Friday, March 16, 2012

Suffering

No one likes to suffer. We don't even like paper cuts, for heaven's sake. They hurt, and we would rather not be inflicted by them. We don't like to struggle, we don't like to hurt, we don't like to be confused. And I don't think these "preferences" are bad; I think they are human. After all, even Christ, as fully human, did not want to suffer! (Matthew 26:38-39)

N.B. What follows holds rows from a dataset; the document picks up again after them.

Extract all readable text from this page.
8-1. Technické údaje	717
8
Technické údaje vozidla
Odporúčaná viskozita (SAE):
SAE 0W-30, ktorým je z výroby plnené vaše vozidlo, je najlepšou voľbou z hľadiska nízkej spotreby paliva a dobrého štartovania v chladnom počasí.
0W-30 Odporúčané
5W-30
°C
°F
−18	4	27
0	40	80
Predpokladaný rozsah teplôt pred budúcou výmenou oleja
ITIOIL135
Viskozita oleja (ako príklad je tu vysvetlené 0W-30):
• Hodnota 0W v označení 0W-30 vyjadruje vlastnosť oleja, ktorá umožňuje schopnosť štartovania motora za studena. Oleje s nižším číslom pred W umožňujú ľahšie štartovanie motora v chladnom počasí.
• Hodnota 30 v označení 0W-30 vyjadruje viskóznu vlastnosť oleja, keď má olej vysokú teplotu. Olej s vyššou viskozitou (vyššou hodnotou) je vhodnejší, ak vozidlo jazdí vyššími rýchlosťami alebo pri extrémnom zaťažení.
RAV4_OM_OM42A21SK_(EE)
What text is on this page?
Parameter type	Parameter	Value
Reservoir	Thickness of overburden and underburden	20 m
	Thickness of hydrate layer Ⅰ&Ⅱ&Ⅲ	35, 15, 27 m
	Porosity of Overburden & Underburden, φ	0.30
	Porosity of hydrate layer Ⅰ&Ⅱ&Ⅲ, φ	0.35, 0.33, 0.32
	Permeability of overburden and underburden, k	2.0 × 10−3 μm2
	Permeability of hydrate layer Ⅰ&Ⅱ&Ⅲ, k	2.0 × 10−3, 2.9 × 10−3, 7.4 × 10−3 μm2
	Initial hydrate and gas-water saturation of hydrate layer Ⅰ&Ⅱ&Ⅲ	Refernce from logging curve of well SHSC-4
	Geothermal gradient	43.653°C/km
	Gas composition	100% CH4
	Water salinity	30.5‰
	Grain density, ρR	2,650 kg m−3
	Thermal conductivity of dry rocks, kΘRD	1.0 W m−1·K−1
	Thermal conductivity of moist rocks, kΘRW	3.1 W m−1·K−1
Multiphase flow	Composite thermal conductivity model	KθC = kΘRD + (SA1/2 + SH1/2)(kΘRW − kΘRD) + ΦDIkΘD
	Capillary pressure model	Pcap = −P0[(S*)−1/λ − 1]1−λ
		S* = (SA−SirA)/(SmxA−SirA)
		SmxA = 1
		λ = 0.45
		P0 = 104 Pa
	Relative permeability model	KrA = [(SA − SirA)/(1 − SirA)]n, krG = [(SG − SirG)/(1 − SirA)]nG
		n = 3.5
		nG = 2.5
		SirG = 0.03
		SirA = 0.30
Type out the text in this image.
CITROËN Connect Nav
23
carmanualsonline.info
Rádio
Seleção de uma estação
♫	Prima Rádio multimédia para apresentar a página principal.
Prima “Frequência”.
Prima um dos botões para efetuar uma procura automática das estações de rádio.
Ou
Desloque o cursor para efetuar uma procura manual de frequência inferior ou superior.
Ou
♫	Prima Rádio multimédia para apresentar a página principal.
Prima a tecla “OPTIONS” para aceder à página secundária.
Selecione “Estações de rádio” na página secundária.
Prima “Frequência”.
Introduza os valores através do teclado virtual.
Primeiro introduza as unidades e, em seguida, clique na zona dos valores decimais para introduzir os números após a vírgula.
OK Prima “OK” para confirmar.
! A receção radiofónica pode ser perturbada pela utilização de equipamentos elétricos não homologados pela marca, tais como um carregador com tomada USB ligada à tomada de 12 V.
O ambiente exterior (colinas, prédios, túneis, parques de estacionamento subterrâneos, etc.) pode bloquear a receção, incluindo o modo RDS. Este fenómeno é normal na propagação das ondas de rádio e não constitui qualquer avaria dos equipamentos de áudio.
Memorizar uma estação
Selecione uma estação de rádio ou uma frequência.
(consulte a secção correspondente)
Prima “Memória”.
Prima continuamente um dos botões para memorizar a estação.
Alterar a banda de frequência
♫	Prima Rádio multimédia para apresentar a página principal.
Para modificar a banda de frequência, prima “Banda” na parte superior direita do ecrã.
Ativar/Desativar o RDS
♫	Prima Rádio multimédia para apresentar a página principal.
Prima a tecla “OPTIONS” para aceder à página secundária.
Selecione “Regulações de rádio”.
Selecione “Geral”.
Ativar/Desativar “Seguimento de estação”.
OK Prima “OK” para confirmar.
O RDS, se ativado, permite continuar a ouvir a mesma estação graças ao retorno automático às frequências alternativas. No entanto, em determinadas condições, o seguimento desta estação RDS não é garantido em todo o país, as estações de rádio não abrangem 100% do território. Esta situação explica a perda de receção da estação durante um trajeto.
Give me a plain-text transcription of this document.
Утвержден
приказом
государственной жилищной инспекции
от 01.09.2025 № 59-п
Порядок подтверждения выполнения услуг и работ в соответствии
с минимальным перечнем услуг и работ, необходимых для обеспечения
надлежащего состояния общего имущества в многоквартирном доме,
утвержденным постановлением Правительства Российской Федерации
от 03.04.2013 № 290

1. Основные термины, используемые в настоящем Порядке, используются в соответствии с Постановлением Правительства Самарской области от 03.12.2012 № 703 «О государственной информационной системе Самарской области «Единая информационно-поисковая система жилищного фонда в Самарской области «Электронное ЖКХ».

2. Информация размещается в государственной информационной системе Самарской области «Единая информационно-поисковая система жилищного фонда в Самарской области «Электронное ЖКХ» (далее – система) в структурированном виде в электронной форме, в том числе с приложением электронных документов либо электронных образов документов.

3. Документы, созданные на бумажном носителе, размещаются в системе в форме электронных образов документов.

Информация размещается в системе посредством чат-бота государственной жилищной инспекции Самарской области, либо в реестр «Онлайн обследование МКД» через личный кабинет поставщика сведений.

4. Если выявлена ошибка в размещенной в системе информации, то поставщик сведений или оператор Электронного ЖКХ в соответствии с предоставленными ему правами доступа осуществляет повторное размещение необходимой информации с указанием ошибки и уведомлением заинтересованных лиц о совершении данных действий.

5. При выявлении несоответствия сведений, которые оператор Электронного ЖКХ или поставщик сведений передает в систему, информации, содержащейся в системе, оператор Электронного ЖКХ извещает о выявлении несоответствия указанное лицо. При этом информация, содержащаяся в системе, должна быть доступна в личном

So, I'm suffering. I'll just admit it. The reasons are private and even too intimate for me to feel like typing (odd, yes?!), but suffice it to say that we would like the prayers of heaven and the planets and all the stars. We would like to have something that might not end up being our gift, and, as an American, as a woman, as a human being!, I don't like being told "no, that's not possible for you." What? Sorry, but don't you know, Mr. God, that come hell or high water, I eventually get what I want? Or, I just change my mind and then that "becomes" what I want? Steve and I are suffering, and we just don't want to. It hurts and it is difficult, and I know in this cross we will find joy and some kind of peace, but I don't want to go through the cross to find the happiness. I'd rather it be given to me easily.

I heard in a talk the other day we should be like little children, with our hands open, patiently waiting for the gifts God will give us. We should stand, with our faces towards God and heaven, being grateful for what is freely given and not grasping at things or people or stuff or hopes or, I guess, anything (Phil 2:6). We are to gladly accept what is given to us by our Father and not reach for those cookies in the cabinet (even if they are Girl Scout ones). If we can be like this, we can live our lives in complete and constant thanksgiving for the gifts we receive, rather than being bitter or resentful or feeling like life is unfair for the gifts we DON'T receive!

Jesus and all the saints and the stars in the heavens, help me to suffer with courage and peace of mind and stillness, and help me receive your undeserved graces gladly!


1 comment:

  1. You are wonderful! I love you! I'm not a saint in Heaven (yet), but I will pray for you...and I will ask some of my special saints to pray for you, too. :) Keep writing, too - I love these little glimpses into Katie!